Beach terminal, mercoledì 7 ottobre alla bottega Otra Vez

Mercoledì 7 ottobre alle 18.30, nella bottega Otra Vez in via Mario Mari n° 12, si parlerà del mio viaggio a piedi lungo il Tirreno cosentino, realizzato nello scorso agosto. Mi affiancherà l’ottimo giornalista Alfredo Sprovieri.
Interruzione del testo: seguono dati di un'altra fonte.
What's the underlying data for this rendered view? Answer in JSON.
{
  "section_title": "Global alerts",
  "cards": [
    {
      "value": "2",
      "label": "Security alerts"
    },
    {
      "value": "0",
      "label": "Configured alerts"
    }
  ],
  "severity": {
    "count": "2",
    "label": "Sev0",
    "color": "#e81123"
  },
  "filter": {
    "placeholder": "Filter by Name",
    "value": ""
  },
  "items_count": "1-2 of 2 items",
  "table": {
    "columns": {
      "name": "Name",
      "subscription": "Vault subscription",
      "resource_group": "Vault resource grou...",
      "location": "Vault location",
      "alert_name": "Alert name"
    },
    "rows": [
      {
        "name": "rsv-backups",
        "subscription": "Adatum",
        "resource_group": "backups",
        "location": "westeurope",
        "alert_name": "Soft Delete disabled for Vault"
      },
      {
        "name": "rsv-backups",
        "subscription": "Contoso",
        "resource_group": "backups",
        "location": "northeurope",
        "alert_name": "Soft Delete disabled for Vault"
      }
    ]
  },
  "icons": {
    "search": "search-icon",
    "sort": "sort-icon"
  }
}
Travestito da ambulante rumeno, ho camminato per giorni e notti sulle spiagge della costa tirrenica cosentina, la più cementificata d’Italia. Sul mio blog inviatodanessuno.it è riportato il diario del viaggio, intitolato “beach terminal”. Così ho costruito un’inchiesta che ha provato a descrivere la situazione sociale dei numerosi centri urbani del Tirreno calabrese nord occidentale, lo stato di salute del mare, il rapporto tra le popolazioni locali e i migranti che vivono questi luoghi o li attraversano. Fondamentali sono stati i numerosi articoli scritti negli ultimi anni insieme a Silvio Messinetti, pubblicati da “il manifesto”, incentrati sul tema prevalente dell’aggressione neoliberista ai beni comuni ed alle risorse naturali di questo angolo di Mezzogiorno.
Volevo che a raccontare tutto lo scempio combinato in circa 50 anni dalla locale borghesia cementifera fosse un viandante che sopporta un livello ben più alto di sofferenza: l’ambulante, appunto. Avvicinandomi ai bagnanti che incrociavo sotto gli ombrelloni, speravo che mi guardassero dall’alto. Caso mai avrei svelato poi la mia identità all’improvviso, dopo un primo approccio informale. Tale punto di vista mi avrebbe consentito di osservare tutto dal basso. E nei miei interlocutori si sarebbe creato un empatico effetto di estraniamento. Non capita tutti i giorni di trattare con un ambulante il prezzo di una collanina o di un salvagente, e scoprire che in realtà si tratta di un finto straniero, addirittura di un “connazionale”.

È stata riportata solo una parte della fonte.